Sexism, Racism, Ageism, and Other Unfortunate Isms that Present Impediments to Women’s Physical Activity and Performance

NiCole Keith, PhD, FACSM | Indiana University–Purdue University Indianapolis

NiCole R. Keith, PhD, FACSM, is a Professor in the Department of Kinesiology and the Associate Dean of Faculty Affairs in the School of Health & Human Sciences at Indiana University–Purdue University Indianapolis (IUPUI). Dr. Keith specializes in community-based participatory research with a focus on health equity. She co-created the Physically Active Residential Communities and Schools (PARCS) program which provides exercise opportunities for more than 3,000 adults and children living in Indianapolis inner-city communities. Dr. Keith was the 2014–16 American College of Sports Medicine (ACSM) Vice President of membership, communication, education, and policy, served as the 2020-2021 ACSM President, and sits on ACSM’s Exercise is Medicine and American Fitness Index Advisory Boards as well as several other ACSM national committees.

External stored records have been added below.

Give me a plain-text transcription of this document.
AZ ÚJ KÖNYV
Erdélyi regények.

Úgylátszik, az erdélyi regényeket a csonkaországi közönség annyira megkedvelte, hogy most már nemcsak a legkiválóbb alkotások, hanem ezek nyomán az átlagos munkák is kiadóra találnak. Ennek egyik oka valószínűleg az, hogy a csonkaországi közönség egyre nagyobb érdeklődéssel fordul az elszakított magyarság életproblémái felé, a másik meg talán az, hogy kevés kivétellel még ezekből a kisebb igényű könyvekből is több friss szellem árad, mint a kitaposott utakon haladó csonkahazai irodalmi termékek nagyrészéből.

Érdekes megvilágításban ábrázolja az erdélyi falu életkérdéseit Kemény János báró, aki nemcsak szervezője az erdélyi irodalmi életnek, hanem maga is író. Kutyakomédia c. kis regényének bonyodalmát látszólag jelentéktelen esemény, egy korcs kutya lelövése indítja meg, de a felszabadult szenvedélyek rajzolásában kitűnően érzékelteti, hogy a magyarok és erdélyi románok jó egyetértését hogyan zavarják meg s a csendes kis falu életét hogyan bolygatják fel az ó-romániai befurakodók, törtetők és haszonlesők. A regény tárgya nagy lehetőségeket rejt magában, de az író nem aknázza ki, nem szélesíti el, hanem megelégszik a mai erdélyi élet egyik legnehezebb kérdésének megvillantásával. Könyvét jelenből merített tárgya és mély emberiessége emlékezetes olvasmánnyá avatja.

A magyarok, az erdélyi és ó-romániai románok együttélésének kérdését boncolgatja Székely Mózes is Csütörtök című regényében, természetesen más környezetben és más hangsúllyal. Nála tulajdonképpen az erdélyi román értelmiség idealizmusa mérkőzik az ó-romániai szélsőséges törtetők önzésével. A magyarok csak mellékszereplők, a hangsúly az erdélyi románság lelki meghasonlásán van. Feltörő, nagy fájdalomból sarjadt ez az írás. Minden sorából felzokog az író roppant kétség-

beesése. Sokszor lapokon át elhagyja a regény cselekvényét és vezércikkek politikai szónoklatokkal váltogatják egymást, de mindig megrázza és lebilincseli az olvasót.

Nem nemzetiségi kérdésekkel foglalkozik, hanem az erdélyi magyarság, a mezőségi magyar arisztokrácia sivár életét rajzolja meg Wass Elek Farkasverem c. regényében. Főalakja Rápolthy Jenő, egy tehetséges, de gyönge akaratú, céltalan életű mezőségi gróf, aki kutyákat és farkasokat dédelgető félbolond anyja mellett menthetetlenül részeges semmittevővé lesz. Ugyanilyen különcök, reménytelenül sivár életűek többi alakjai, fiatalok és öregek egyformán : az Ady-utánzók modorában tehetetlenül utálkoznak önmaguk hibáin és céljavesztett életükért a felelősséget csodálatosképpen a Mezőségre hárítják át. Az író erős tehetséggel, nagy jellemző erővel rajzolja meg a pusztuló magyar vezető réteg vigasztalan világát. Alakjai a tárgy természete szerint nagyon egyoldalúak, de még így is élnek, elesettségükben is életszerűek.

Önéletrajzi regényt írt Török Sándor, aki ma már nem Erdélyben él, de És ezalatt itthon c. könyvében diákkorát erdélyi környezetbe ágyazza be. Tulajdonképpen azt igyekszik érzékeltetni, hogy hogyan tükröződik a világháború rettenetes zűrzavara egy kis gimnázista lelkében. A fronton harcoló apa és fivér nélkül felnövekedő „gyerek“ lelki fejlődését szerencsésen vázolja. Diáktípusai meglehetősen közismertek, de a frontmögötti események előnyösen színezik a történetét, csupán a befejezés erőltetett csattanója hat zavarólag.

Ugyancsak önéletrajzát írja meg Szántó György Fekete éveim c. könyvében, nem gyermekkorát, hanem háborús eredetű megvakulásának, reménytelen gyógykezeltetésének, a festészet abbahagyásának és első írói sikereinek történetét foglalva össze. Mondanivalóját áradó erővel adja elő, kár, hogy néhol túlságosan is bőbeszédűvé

Updated Screening and Prevention of Relative Energy Deficiency in Sport

Kathryn Ackerman, MD, MPH, FACSM | Boston Children’s Hospital 

Kathryn (Kate) Ackerman, MD, MPH, FACSM, is the Founder and Director of the Wu Tsai Female Athlete Program at Boston Children’s Hospital and Biennial International Female Athlete Conference and also an Associate Professor of Medicine at Harvard Medical School. Dr. Ackerman is the chair of the US Rowing medical committee and a member of the World Rowing medical commission. Her research focuses on female athlete health and the various aspects of Relative Energy Deficiency in Sport (RED-S). She has authored/co-authored over 100 articles and book chapters related to sports medicine, endocrinology, rowing, bone health, and female athletes, including position statements with the International Olympic Committee. Athletically, Dr. Ackerman represented the US as a lightweight rower at the World Championships. She has multiple National Championships titles and still competes with her teammates for life as a masters athlete.